Athens, Ga. – Georgia leaders at all levels of government will now be able to make more informed decisions related to tough public issues through the Applied Demography Program, a new service of the University of Georgia’s Carl Vinson Institute of Government.
The program, a partnership with the state’s Office of Planning and Budget, will provide a regularly updated, consistent and objective set of population and employment data useful for state and local government budget planning, said Warren Brown, director of the Applied Demography Program.
“By combining local trends with forecasts of national, state and regional changes, the Applied Demography Program will fill the gap for information between what the U.S. Census Bureau does for the nation and what Georgia cities and counties can do on their own and deliver it in an expedient manner,” he explained.

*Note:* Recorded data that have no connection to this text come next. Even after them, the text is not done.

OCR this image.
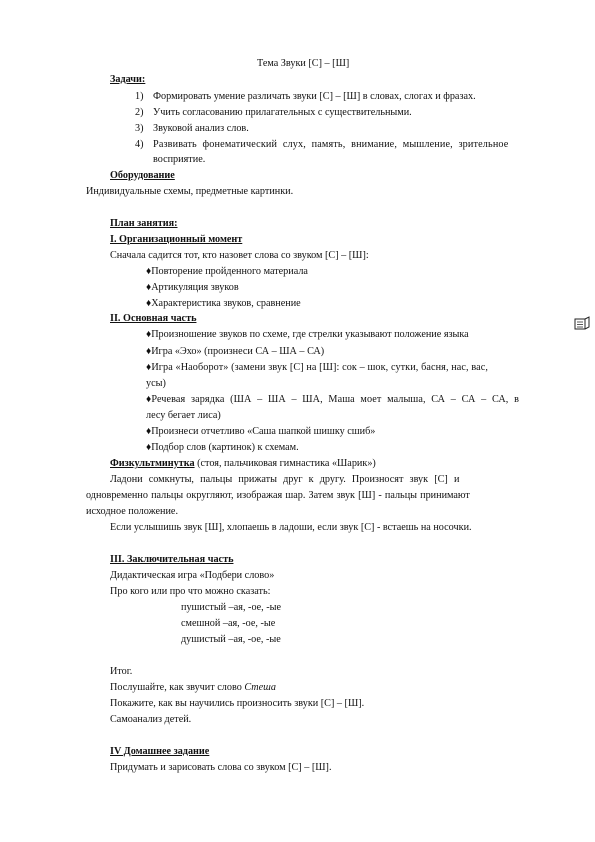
Тема Звуки [С] – [Ш]
Задачи:
1) Формировать умение различать звуки [С] – [Ш] в словах, слогах и фразах.
2) Учить согласованию прилагательных с существительными.
3) Звуковой анализ слов.
4) Развивать фонематический слух, память, внимание, мышление, зрительное
восприятие.
Оборудование
Индивидуальные схемы, предметные картинки.
План занятия:
I. Организационный момент
Сначала садится тот, кто назовет слова со звуком [С] – [Ш]:
♦Повторение пройденного материала
♦Артикуляция звуков
♦Характеристика звуков, сравнение
II. Основная часть
♦Произношение звуков по схеме, где стрелки указывают положение языка
♦Игра «Эхо» (произнеси СА – ША – СА)
♦Игра «Наоборот» (замени звук [С] на [Ш]: сок – шок, сутки, басня, нас, вас,
усы)
♦Речевая зарядка (ША – ША – ША, Маша моет малыша, СА – СА – СА, в
лесу бегает лиса)
♦Произнеси отчетливо «Саша шапкой шишку сшиб»
♦Подбор слов (картинок) к схемам.
Физкультминутка (стоя, пальчиковая гимнастика «Шарик»)
Ладони сомкнуты, пальцы прижаты друг к другу. Произносят звук [С] и
одновременно пальцы округляют, изображая шар. Затем звук [Ш] - пальцы принимают
исходное положение.
Если услышишь звук [Ш], хлопаешь в ладоши, если звук [С] - встаешь на носочки.
III. Заключительная часть
Дидактическая игра «Подбери слово»
Про кого или про что можно сказать:
пушистый –ая, -ое, -ые
смешной –ая, -ое, -ые
душистый –ая, -ое, -ые
Итог.
Послушайте, как звучит слово Стеша
Покажите, как вы научились произносить звуки [С] – [Ш].
Самоанализ детей.
IV Домашнее задание
Придумать и зарисовать слова со звуком [С] – [Ш].
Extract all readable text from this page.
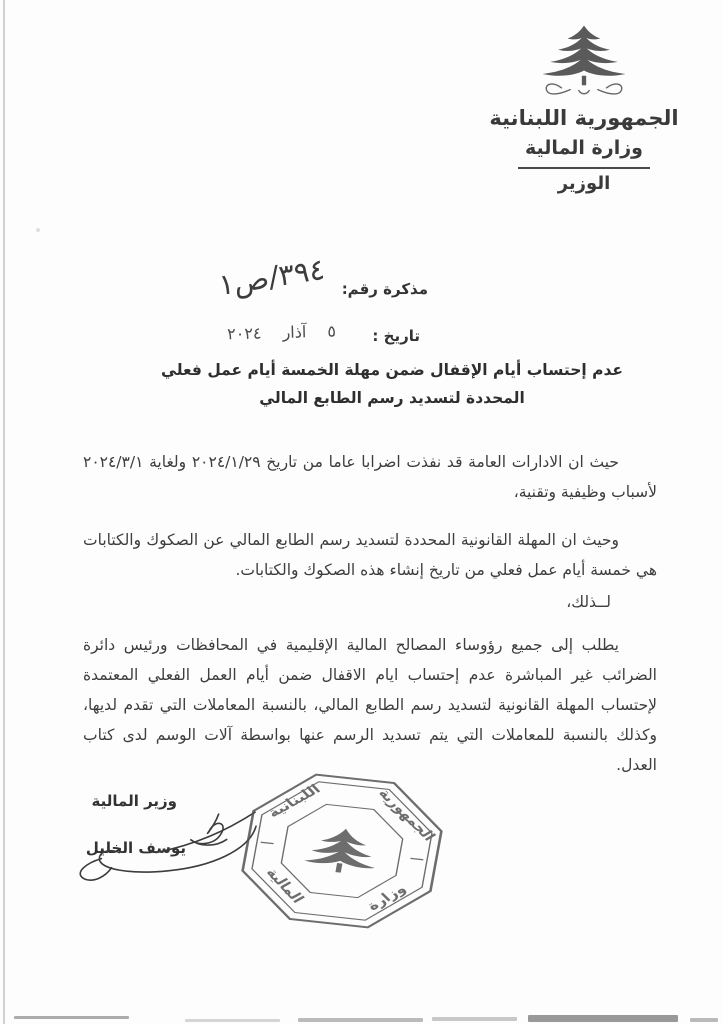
الجمهورية اللبنانية
وزارة المالية
الوزير
مذكرة رقم:
٣٩٤/ص١
تاريخ :
٥ آذار ٢٠٢٤
عدم إحتساب أيام الإقفال ضمن مهلة الخمسة أيام عمل فعلي المحددة لتسديد رسم الطابع المالي

حيث ان الادارات العامة قد نفذت اضرابا عاما من تاريخ ٢٠٢٤/١/٢٩ ولغاية ٢٠٢٤/٣/١ لأسباب وظيفية وتقنية،

وحيث ان المهلة القانونية المحددة لتسديد رسم الطابع المالي عن الصكوك والكتابات هي خمسة أيام عمل فعلي من تاريخ إنشاء هذه الصكوك والكتابات.

لــذلك،

يطلب إلى جميع رؤوساء المصالح المالية الإقليمية في المحافظات ورئيس دائرة الضرائب غير المباشرة عدم إحتساب ايام الاقفال ضمن أيام العمل الفعلي المعتمدة لإحتساب المهلة القانونية لتسديد رسم الطابع المالي، بالنسبة المعاملات التي تقدم لديها، وكذلك بالنسبة للمعاملات التي يتم تسديد الرسم عنها بواسطة آلات الوسم لدى كتاب العدل.

وزير المالية
يوسف الخليل
الجمهورية
اللبنانية
وزارة
المالية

The Vinson Institute will release the first population and employment projections to the public by the end of March, along with guidelines on how they can be used by government entities for strategic planning. Updates will be released every two years.

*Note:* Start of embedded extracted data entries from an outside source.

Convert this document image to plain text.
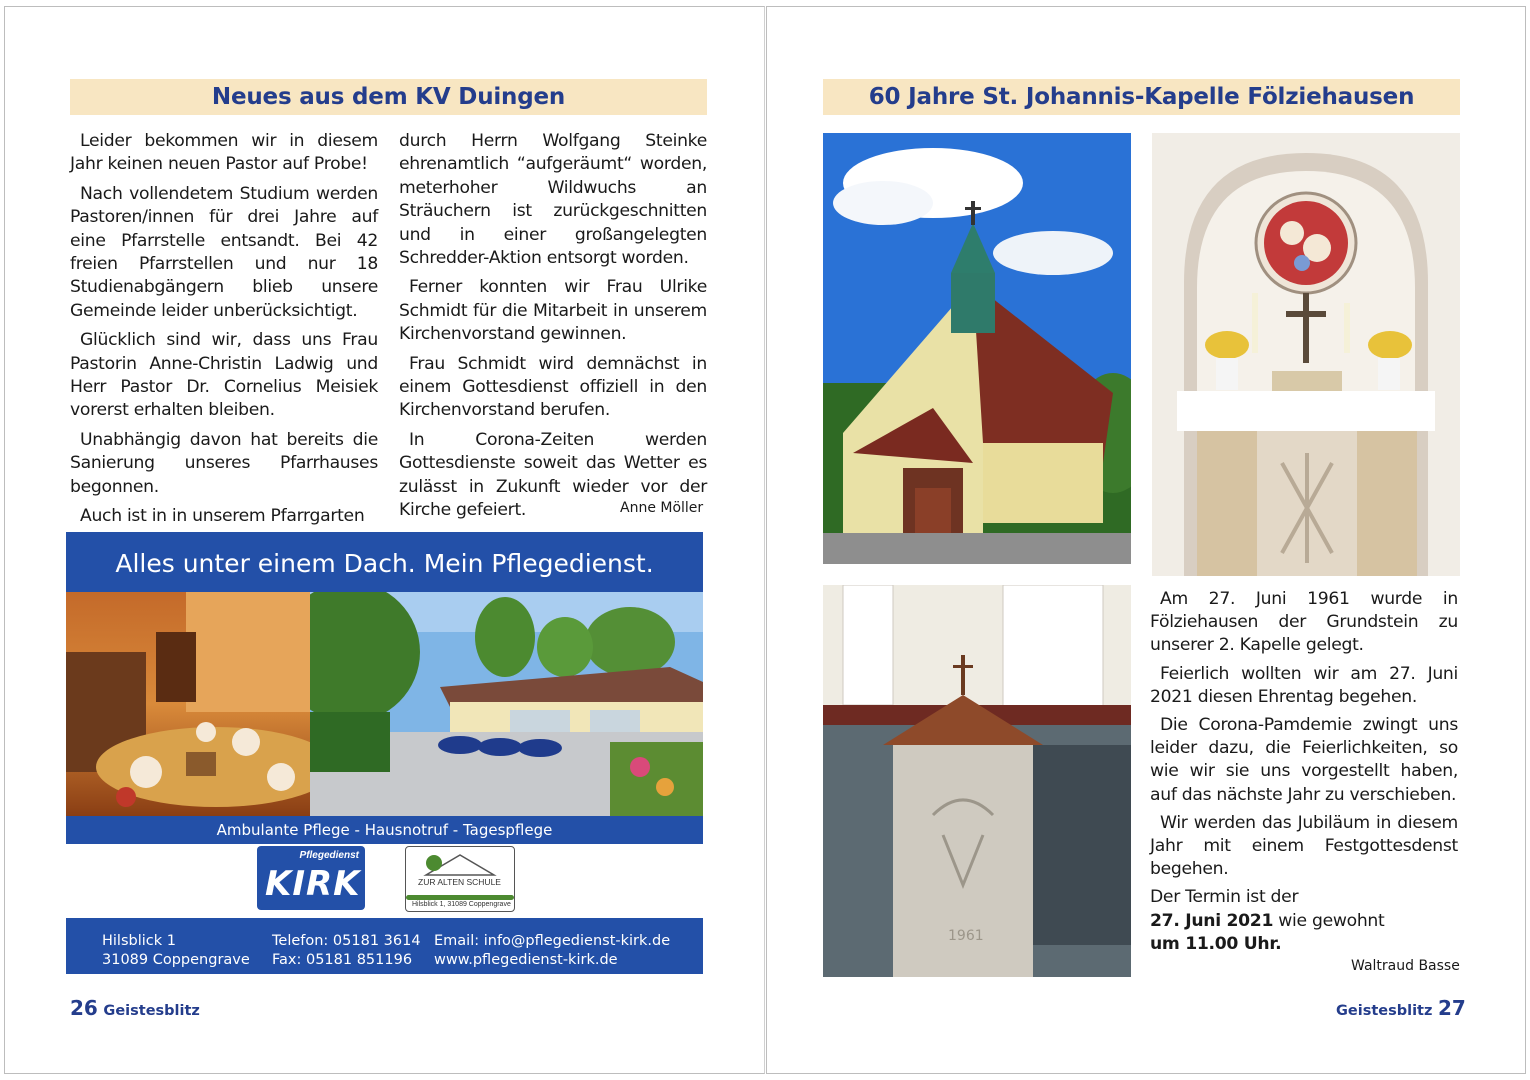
Neues aus dem KV Duingen

Leider bekommen wir in diesem Jahr keinen neuen Pastor auf Probe!

Nach vollendetem Studium werden Pastoren/innen für drei Jahre auf eine Pfarrstelle entsandt. Bei 42 freien Pfarrstellen und nur 18 Studienabgängern blieb unsere Gemeinde leider unberücksichtigt.

Glücklich sind wir, dass uns Frau Pastorin Anne-Christin Ladwig und Herr Pastor Dr. Cornelius Meisiek vorerst erhalten bleiben.

Unabhängig davon hat bereits die Sanierung unseres Pfarrhauses begonnen.

Auch ist in in unserem Pfarrgarten

durch Herrn Wolfgang Steinke ehrenamtlich “aufgeräumt“ worden, meterhoher Wildwuchs an Sträuchern ist zurückgeschnitten und in einer großangelegten Schredder-Aktion entsorgt worden.

Ferner konnten wir Frau Ulrike Schmidt für die Mitarbeit in unserem Kirchenvorstand gewinnen.

Frau Schmidt wird demnächst in einem Gottesdienst offiziell in den Kirchenvorstand berufen.

In Corona-Zeiten werden Gottesdienste soweit das Wetter es zulässt in Zukunft wieder vor der Kirche gefeiert.	Anne Möller
Alles unter einem Dach. Mein Pflegedienst.
Ambulante Pflege - Hausnotruf - Tagespflege
Pflegedienst
KIRK	ZUR ALTEN SCHULE
Hilsblick 1, 31089 Coppengrave
Hilsblick 1
31089 Coppengrave
Telefon: 05181 3614
Fax: 05181 851196
Email: info@pflegedienst-kirk.de
www.pflegedienst-kirk.de
26 Geistesblitz
60 Jahre St. Johannis-Kapelle Fölziehausen
1961

Am 27. Juni 1961 wurde in Fölziehausen der Grundstein zu unserer 2. Kapelle gelegt.

Feierlich wollten wir am 27. Juni 2021 diesen Ehrentag begehen.

Die Corona-Pamdemie zwingt uns leider dazu, die Feierlichkeiten, so wie wir sie uns vorgestellt haben, auf das nächste Jahr zu verschieben.

Wir werden das Jubiläum in diesem Jahr mit einem Festgottesdenst begehen.

Der Termin ist der
27. Juni 2021 wie gewohnt
um 11.00 Uhr.
Waltraud Basse
Geistesblitz 27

“The University of Georgia and the Vinson Institute have always been committed to providing leaders with systematic, data-driven research to address public issues. We look forward to enhancing officials’ ability to anticipate future scenarios and plan accordingly in today’s increasingly complex government environment,” said Steve Wrigley, Vinson Institute director.
For example, the Environmental Protection Division of the Georgia Department of Natural Resources plans to incorporate the Applied Demography Program’s population and employment projections into their process for developing regional water plans throughout the state.
Before joining the Vinson Institute, Brown directed Cornell University’s Program on Applied Demographics, producing population estimates and projections for New York State. He has worked closely with the U.S. Census Bureau; he is a past chair of the bureau’s Federal State Cooperative for Population Estimates.